Microsoft to release out-of-cycle patch for "critical" flaws

After issuing a stopgap patch on Wednesday for a vulnerability that could allow attacks through its Internet Explorer (IE) browser, Microsoft announced that it will release an update to repair five flaws, including a new zero-day vulnerability.

The bugs affect IE 9 and earlier versions, and if exploited are capable of taking command of Windows PCs to infect them with malware.

Microsoft said it plans to release the fix as close as possible to 10 a.m. PDT on Friday.

As explained in Microsoft Security Advisory (2757760) released on Monday, the "remote code execution vulnerability exists in the way that Internet Explorer accesses an object in memory that has been deleted or has not been properly allocated." The flaw could corrupt memory and allow an attacker to execute arbitrary code.

According to a blog post by Yunsun Wee, director of Trustworthy Computing for Microsoft, the vulnerabilities affected a small number of customers.
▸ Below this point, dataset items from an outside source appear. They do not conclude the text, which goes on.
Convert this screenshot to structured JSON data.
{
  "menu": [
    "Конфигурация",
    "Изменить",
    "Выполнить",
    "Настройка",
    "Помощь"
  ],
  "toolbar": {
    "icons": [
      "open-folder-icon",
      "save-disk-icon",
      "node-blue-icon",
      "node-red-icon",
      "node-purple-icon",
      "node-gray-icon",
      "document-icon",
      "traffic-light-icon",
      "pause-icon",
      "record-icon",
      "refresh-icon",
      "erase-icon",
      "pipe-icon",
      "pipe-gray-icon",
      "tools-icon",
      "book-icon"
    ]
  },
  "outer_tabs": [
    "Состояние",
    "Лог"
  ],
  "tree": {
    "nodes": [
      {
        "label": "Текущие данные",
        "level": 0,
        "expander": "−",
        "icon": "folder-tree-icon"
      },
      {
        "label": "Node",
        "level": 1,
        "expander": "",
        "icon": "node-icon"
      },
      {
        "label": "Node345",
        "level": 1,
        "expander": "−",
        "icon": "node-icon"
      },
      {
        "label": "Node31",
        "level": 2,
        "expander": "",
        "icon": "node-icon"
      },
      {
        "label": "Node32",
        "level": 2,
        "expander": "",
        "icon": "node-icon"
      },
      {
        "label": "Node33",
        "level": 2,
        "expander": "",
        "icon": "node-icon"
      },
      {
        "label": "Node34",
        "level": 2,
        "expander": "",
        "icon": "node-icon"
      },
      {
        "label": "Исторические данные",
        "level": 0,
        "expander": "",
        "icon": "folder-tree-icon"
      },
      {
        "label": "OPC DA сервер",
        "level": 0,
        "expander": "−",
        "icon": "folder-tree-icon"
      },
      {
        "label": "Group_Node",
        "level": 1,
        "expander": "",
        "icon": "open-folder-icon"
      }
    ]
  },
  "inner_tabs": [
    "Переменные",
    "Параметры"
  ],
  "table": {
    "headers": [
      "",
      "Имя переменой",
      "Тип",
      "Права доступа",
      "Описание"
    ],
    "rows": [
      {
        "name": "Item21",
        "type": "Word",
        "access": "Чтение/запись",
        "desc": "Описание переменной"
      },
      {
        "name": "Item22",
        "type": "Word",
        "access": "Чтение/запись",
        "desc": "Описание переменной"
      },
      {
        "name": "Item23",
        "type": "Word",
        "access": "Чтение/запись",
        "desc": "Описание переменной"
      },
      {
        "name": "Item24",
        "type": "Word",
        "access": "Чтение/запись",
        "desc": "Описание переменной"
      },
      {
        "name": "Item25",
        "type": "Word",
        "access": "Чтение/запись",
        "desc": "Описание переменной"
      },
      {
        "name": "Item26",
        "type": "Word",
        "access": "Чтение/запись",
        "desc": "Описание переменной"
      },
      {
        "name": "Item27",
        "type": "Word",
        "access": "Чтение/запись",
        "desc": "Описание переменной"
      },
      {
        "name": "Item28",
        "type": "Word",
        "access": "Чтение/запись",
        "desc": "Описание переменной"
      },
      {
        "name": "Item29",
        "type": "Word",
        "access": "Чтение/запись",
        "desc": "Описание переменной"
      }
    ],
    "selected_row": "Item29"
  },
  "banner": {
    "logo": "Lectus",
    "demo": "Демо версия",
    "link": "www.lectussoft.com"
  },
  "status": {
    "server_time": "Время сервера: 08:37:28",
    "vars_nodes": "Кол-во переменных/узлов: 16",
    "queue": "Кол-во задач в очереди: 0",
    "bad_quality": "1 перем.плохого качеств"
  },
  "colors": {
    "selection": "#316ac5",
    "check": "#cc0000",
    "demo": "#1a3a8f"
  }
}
"The potential exists, however, that more customers could be affected," he wrote.

The fix will be available through Windows Update and the company recommends users install it as soon as it is available. Users with automatic updates enabled on their PC won't need to take any action.

Microsoft has been communicating with users on the issue all week, Andrew Storms, director of security operations for nCircle, wrote in an email to SCMagazine.com Thursday.

"Even if you think there are a lot of things Microsoft can improve, they are light years ahead of other vendors in providing clear, consistent, valuable communication to their users on security issues," he said.

Microsoft said that Friday's fix covers "other issues as well."